Step 1.First you need to connect HDMI/VGA/DVI cable to your Pfsense box along with a keyboard. We need to use a bit of console to get things done.
Step 2.Once you have connected everything(your keyboard and your display) power up the Pfsense box and when the Pfsense boot menu appears select boot from the option 2: single user mode.
Step 3. The single user boot will stop loading and says something like ”Enter full pathname of shell or RETURN for /bin/sh:” Press enter at this point.
Step 4. Now that your are in the shell environment type the following command to mount your Pfsense´s root drive where all your files usually are:
Note. You you should already be a root user but on some occasions you still might need to execute su root before typing the command below (this is rare though)
mount -o rw /
The command above mounts your Pfsense partition as read and write capable, which is what we need since we must fix the device(and thus write to it).

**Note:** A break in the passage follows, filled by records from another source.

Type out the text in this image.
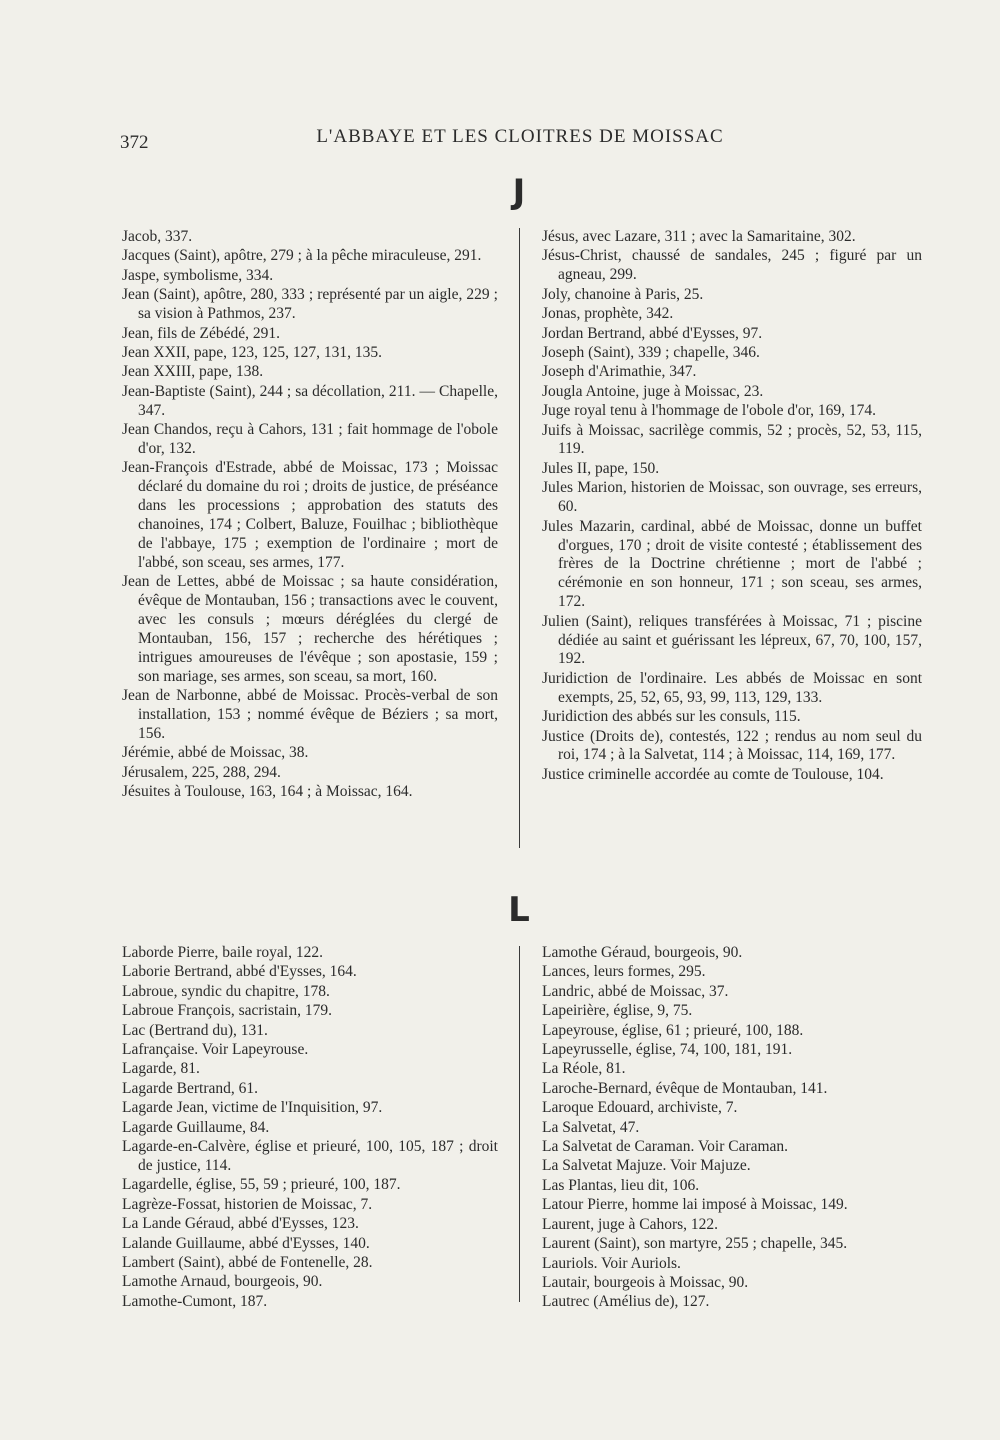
372	L'ABBAYE ET LES CLOITRES DE MOISSAC
J

Jacob, 337.

Jacques (Saint), apôtre, 279 ; à la pêche miraculeuse, 291.

Jaspe, symbolisme, 334.

Jean (Saint), apôtre, 280, 333 ; représenté par un aigle, 229 ; sa vision à Pathmos, 237.

Jean, fils de Zébédé, 291.

Jean XXII, pape, 123, 125, 127, 131, 135.

Jean XXIII, pape, 138.

Jean-Baptiste (Saint), 244 ; sa décollation, 211. — Chapelle, 347.

Jean Chandos, reçu à Cahors, 131 ; fait hommage de l'obole d'or, 132.

Jean-François d'Estrade, abbé de Moissac, 173 ; Moissac déclaré du domaine du roi ; droits de justice, de préséance dans les processions ; approbation des statuts des chanoines, 174 ; Colbert, Baluze, Fouilhac ; bibliothèque de l'abbaye, 175 ; exemption de l'ordinaire ; mort de l'abbé, son sceau, ses armes, 177.

Jean de Lettes, abbé de Moissac ; sa haute considération, évêque de Montauban, 156 ; transactions avec le couvent, avec les consuls ; mœurs déréglées du clergé de Montauban, 156, 157 ; recherche des hérétiques ; intrigues amoureuses de l'évêque ; son apostasie, 159 ; son mariage, ses armes, son sceau, sa mort, 160.

Jean de Narbonne, abbé de Moissac. Procès-verbal de son installation, 153 ; nommé évêque de Béziers ; sa mort, 156.

Jérémie, abbé de Moissac, 38.

Jérusalem, 225, 288, 294.

Jésuites à Toulouse, 163, 164 ; à Moissac, 164.

Jésus, avec Lazare, 311 ; avec la Samaritaine, 302.

Jésus-Christ, chaussé de sandales, 245 ; figuré par un agneau, 299.

Joly, chanoine à Paris, 25.

Jonas, prophète, 342.

Jordan Bertrand, abbé d'Eysses, 97.

Joseph (Saint), 339 ; chapelle, 346.

Joseph d'Arimathie, 347.

Jougla Antoine, juge à Moissac, 23.

Juge royal tenu à l'hommage de l'obole d'or, 169, 174.

Juifs à Moissac, sacrilège commis, 52 ; procès, 52, 53, 115, 119.

Jules II, pape, 150.

Jules Marion, historien de Moissac, son ouvrage, ses erreurs, 60.

Jules Mazarin, cardinal, abbé de Moissac, donne un buffet d'orgues, 170 ; droit de visite contesté ; établissement des frères de la Doctrine chrétienne ; mort de l'abbé ; cérémonie en son honneur, 171 ; son sceau, ses armes, 172.

Julien (Saint), reliques transférées à Moissac, 71 ; piscine dédiée au saint et guérissant les lépreux, 67, 70, 100, 157, 192.

Juridiction de l'ordinaire. Les abbés de Moissac en sont exempts, 25, 52, 65, 93, 99, 113, 129, 133.

Juridiction des abbés sur les consuls, 115.

Justice (Droits de), contestés, 122 ; rendus au nom seul du roi, 174 ; à la Salvetat, 114 ; à Moissac, 114, 169, 177.

Justice criminelle accordée au comte de Toulouse, 104.

L

Laborde Pierre, baile royal, 122.

Laborie Bertrand, abbé d'Eysses, 164.

Labroue, syndic du chapitre, 178.

Labroue François, sacristain, 179.

Lac (Bertrand du), 131.

Lafrançaise. Voir Lapeyrouse.

Lagarde, 81.

Lagarde Bertrand, 61.

Lagarde Jean, victime de l'Inquisition, 97.

Lagarde Guillaume, 84.

Lagarde-en-Calvère, église et prieuré, 100, 105, 187 ; droit de justice, 114.

Lagardelle, église, 55, 59 ; prieuré, 100, 187.

Lagrèze-Fossat, historien de Moissac, 7.

La Lande Géraud, abbé d'Eysses, 123.

Lalande Guillaume, abbé d'Eysses, 140.

Lambert (Saint), abbé de Fontenelle, 28.

Lamothe Arnaud, bourgeois, 90.

Lamothe-Cumont, 187.

Lamothe Géraud, bourgeois, 90.

Lances, leurs formes, 295.

Landric, abbé de Moissac, 37.

Lapeirière, église, 9, 75.

Lapeyrouse, église, 61 ; prieuré, 100, 188.

Lapeyrusselle, église, 74, 100, 181, 191.

La Réole, 81.

Laroche-Bernard, évêque de Montauban, 141.

Laroque Edouard, archiviste, 7.

La Salvetat, 47.

La Salvetat de Caraman. Voir Caraman.

La Salvetat Majuze. Voir Majuze.

Las Plantas, lieu dit, 106.

Latour Pierre, homme lai imposé à Moissac, 149.

Laurent, juge à Cahors, 122.

Laurent (Saint), son martyre, 255 ; chapelle, 345.

Lauriols. Voir Auriols.

Lautair, bourgeois à Moissac, 90.

Lautrec (Amélius de), 127.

Step 5. Run fsck command to fix the disk. When you run this command it is generally a good idea to select y to everything when the Pfsense asks you if you would like to salvage/recover stuff. Run the fsck command at least 3 times just to be certain that everything will go well. When my first time of fsck was done with Pfsense there still were some errors, which only went away after the second time. The third time is usually just for making sure that everything actually worked out.
Once you believe everything is ok then just type reboot and your Pfsense box will most likely resume its normal functionality.
Added note. I have noticed that generally it might be a bad idea to try to change your LAN interface device within a GUI. The previous might also lead to a database lock if things go badly. So, if you want to change your interface mappings in full then do that in the command-line environment instead.